De PZ moet prioriteit geven aan de problemen die een directe impact hebben op het Essen van elke dag. Zo heeft het geen enkele zin om snelheidsbeperkingen in te stellen als die niet worden afgedwongen. Tot nu toe gebeuren controles vooral op de gewestwegen en andere hoofdwegen, maar om de zones-50 (en zeker de zones-30) geloofwaardig te houden, zijn ook daar regelmatige controles noodzakelijk. Al moet er in de eerste plaats gewerkt worden aan de inrichting van sommige straten. Het heeft weinig zin een bord “30” te plaatsen als het straatbeeld uitnodigt om “70” te rijden !

Terecht besteedt de PZ extra aandacht aan inbraken en fietsdiefstallen. Zeker op deze terreinen kan het gemeentebestuur meer werk maken van preventie. Zo willen we dat ook inbraakpreventiemaatregelen in winkels in aanmerking kunnen komen voor een subsidie. En door in de stationsbuurt een bewakingscamera te plaatsen, kan niet alleen de overlast van sommige Rex-bezoekers worden aangepakt, maar zal ook het aantal fietsdiefstallen in onze gemeente wellicht gevoelig dalen !

Ook tegen allerlei vormen van overlast moet de politie kunnen optreden. N-VA/PLE heeft echter het gevoel dat veel zaken die eigenlijk bij het normale samenleven horen, nu worden aanzien als overlast. Er mag van iedereen wel wat verdraagzaamheid verwacht worden. Vooraleer je de politie of het gemeentebestuur contacteert, is het logisch dat je eerst zelf de veroorzaker van de overlast eens rustig aanspreekt. We stellen daarom voor dat het gemeentebestuur aan de hand van een informatiecampagne zou uitleggen dat we nu eenmaal dicht op elkaar wonen in Vlaanderen, en dat we dus met elkaar zullen moeten leren leven …

Uiteraard zijn er grenzen aan overlast, en zo nodig moet er ingegrepen worden. N-VA/PLE pleit voor de invoering van het stelsel van gemeentelijke administratieve sancties, waarmee kleine overtredingen door het gemeentebestuur zelf bestraft kunnen worden met een boete.

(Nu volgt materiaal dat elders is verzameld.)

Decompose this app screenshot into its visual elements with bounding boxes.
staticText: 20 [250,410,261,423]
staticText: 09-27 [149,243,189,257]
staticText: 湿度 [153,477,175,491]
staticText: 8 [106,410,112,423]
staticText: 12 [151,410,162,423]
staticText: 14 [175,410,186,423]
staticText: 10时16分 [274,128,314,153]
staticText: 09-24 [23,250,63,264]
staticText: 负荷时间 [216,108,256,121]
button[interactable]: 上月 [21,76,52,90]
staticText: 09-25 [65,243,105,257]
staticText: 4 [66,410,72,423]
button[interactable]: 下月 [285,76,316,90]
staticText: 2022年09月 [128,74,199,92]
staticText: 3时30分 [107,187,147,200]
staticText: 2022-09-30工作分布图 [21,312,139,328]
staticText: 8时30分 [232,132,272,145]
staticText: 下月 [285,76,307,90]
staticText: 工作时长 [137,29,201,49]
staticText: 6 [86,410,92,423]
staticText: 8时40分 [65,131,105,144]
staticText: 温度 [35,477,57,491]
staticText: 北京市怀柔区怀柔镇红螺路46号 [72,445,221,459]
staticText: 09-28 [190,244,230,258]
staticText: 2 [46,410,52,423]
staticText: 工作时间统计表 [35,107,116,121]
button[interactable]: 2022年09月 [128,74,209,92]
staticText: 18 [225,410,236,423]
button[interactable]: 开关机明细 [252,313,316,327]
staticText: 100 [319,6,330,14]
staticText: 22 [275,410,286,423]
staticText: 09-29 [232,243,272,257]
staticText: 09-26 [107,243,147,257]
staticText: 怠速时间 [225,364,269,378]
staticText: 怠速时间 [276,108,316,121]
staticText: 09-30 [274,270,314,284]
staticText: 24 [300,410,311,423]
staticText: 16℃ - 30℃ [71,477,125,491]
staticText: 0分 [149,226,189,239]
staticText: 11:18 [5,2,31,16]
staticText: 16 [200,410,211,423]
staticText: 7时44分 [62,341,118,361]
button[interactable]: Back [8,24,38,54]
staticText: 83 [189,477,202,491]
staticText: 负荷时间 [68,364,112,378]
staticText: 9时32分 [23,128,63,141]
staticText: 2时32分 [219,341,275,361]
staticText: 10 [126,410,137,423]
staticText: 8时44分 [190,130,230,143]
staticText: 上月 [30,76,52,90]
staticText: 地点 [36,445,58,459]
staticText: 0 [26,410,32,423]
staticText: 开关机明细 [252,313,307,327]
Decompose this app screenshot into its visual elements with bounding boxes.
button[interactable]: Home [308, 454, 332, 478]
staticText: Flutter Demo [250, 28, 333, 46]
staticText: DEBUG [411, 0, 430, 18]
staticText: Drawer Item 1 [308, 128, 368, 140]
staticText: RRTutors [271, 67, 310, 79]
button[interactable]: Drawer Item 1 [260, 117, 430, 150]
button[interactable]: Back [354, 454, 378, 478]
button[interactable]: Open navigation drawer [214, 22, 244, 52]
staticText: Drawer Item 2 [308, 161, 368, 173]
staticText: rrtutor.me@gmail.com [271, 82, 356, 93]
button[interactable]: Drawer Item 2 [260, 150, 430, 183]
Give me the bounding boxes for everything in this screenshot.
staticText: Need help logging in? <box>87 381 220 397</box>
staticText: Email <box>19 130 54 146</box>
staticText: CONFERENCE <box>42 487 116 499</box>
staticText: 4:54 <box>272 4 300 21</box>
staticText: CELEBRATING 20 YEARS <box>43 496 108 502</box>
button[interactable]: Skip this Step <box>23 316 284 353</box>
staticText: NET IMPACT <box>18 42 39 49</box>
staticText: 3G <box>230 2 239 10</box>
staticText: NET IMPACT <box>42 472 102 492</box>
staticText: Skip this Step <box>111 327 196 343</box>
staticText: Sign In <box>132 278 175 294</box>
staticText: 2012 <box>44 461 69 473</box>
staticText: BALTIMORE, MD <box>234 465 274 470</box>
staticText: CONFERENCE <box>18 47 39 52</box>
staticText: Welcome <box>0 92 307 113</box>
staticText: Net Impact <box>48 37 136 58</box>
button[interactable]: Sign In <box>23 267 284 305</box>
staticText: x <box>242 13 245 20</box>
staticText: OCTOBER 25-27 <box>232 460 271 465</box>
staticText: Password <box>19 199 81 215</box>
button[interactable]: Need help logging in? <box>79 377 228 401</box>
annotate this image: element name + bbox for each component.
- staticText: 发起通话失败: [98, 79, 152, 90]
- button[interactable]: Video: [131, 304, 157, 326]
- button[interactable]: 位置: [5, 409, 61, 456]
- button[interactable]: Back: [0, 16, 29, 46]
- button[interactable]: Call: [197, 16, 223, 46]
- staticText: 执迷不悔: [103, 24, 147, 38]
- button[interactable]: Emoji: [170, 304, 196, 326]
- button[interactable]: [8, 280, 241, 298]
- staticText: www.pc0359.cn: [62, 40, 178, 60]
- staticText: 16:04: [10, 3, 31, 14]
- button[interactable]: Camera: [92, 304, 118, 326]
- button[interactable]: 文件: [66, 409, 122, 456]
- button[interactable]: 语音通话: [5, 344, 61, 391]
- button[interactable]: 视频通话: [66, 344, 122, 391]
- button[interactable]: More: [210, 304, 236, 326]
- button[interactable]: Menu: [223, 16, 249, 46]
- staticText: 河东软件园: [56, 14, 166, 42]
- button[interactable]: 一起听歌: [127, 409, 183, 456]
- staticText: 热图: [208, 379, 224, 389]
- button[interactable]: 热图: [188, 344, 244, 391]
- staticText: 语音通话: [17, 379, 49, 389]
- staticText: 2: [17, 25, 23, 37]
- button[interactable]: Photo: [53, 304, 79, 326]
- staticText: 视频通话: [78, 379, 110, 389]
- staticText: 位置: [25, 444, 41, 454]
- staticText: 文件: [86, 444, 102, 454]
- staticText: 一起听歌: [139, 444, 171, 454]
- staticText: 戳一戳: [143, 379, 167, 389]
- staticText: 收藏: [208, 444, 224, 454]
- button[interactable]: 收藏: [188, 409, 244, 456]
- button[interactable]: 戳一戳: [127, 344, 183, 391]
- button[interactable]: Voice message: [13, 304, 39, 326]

We denken daarbij aan het bevuilen van speelterreintjes met hondenpoep, aan sluikstorten, aan het niet respecteren van het sluitingsuur, aan wildplakken, aan het afsteken van vuurwerk wanneer dat niet mag … Om dat te kunnen realiseren, moeten wel alle bestaande politiereglementen samengebracht worden in één duidelijk reglement, dat door iedereen kan geraadpleegd worden. Meteen een geschikte gelegenheid om er de verouderde bepalingen uit te halen.

 

Is er politie in de buurt ?

De PZ Grens werkt met een systeem van wijkagenten, en dat is een goede zaak. Vaak zijn ze echter onvoldoende gekend, en daardoor niet aanspreekbaar genoeg. Door de wijkagent een spreekuur in de wijkwerking van het LDC te geven, komen we daaraan tegemoet. Dat vraagt natuurlijk een investering vanuit de politie.

Aan een veilige buurt kan de Essenaar zelf ook heel wat doen. Door kort op de bal te spelen en verdachte zaken in de eigen straat of wijk op tijd te signaleren. Of door aandacht te hebben voor vandalisme of gebrekkig onderhoud van de openbare ruimte, want dat zijn zichzelf versterkende fenomenen. Eventueel zelfs door een Buurt-Informatie-Netwerk (BIN) op te richten, waarbij de eigen buurt systematisch in de gaten wordt gehouden, en de informatie naar de politie wordt doorgespeeld. In de andere richting kan de politie dan ook snel verwittigen wanneer er een bepaalde dreiging is – een inbrakengolf in de streek bijvoorbeeld.